しかしながら、核酸はその構成要素リン酸に由来する負の電荷を持つため、お互いに反発し沈殿ができにくい。そのため、エタノール沈殿を行う場合、塩化ナトリウム溶液・酢酸ナトリウム緩衝液・酢酸アンモニウム緩衝液などを核酸溶液に加え、核酸の電荷を中和した後、エタノールを加えて沈殿させる。
上記の沈殿を得やすくするため、低温下で混合液を保管する(-20~-80°C)、グリコーゲンなどの共沈剤を加えるなどの操作が行われることもある。
また、エタノールの代わりに、より極性が小さいイソプロパノールを用いると、より沈殿が得やすい。しかし、イソプロパノールはエタノールよりも揮発性が低いため、最後の乾燥の段階で時間がかかるという欠点がある。

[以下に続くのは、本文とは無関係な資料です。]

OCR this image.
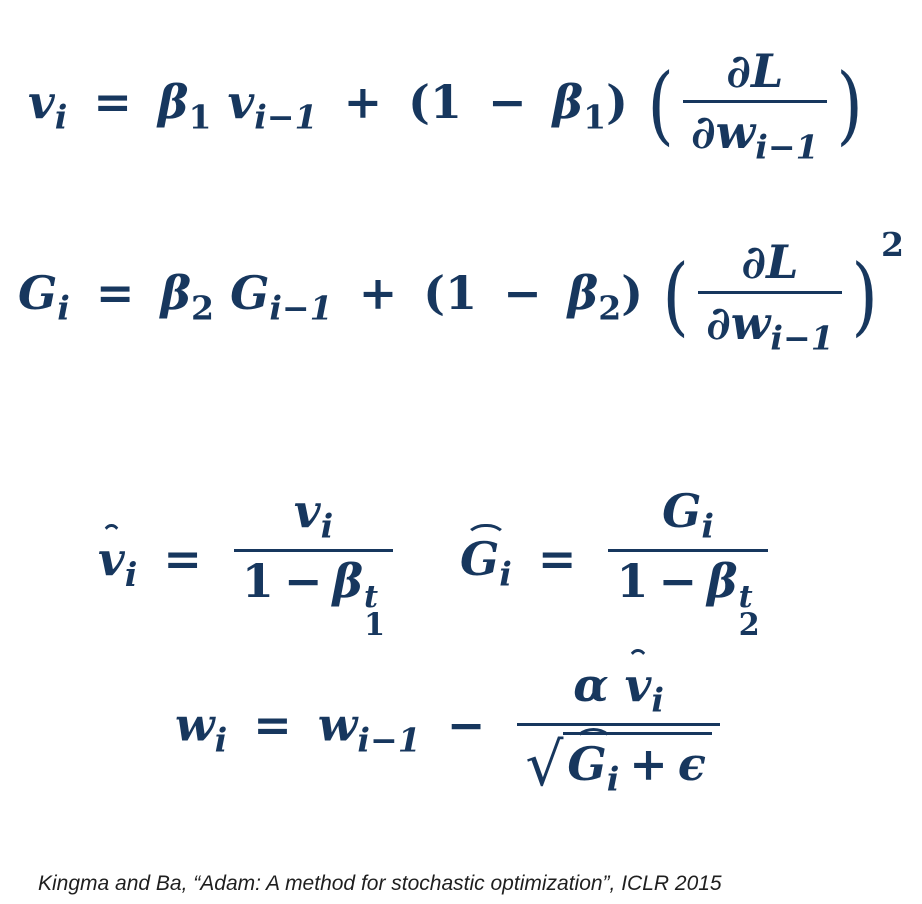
$v_i = \beta_1$ $v_{i-1} + (1 - \beta_1)$ ( $\frac{\partial L}{\partial w_{i-1}}$ )
$G_i = \beta_2$ $G_{i-1} + (1 - \beta_2)$ ( $\frac{\partial L}{\partial w_{i-1}} )^2$
$v_i = v_i$
1 − β t
1 $G_i = G_i$
1 − β t
2
$w_i = w_{i-1} - \frac{\alpha v_i}{√ G_i + \epsilon}$
Kingma and Ba, “Adam: A method for stochastic optimization”, ICLR 2015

またイソプロパノールが残ると、その後の実験に影響が大きい(酵素活性が阻害されるなど)ので、沈殿の洗浄・乾燥に留意が必要である。
水溶性のポリエーテルであるポリエチレングリコール(PEG)を用いたDNAの沈殿法(PEG沈殿)も用いられる。これには高分子量のDNAを優先的に沈殿させる効果があり、プラスミドなどの精製過程でのRNAの除去などに用いられる。これもPEGを除くために再度エタノール沈殿を行う必要がある。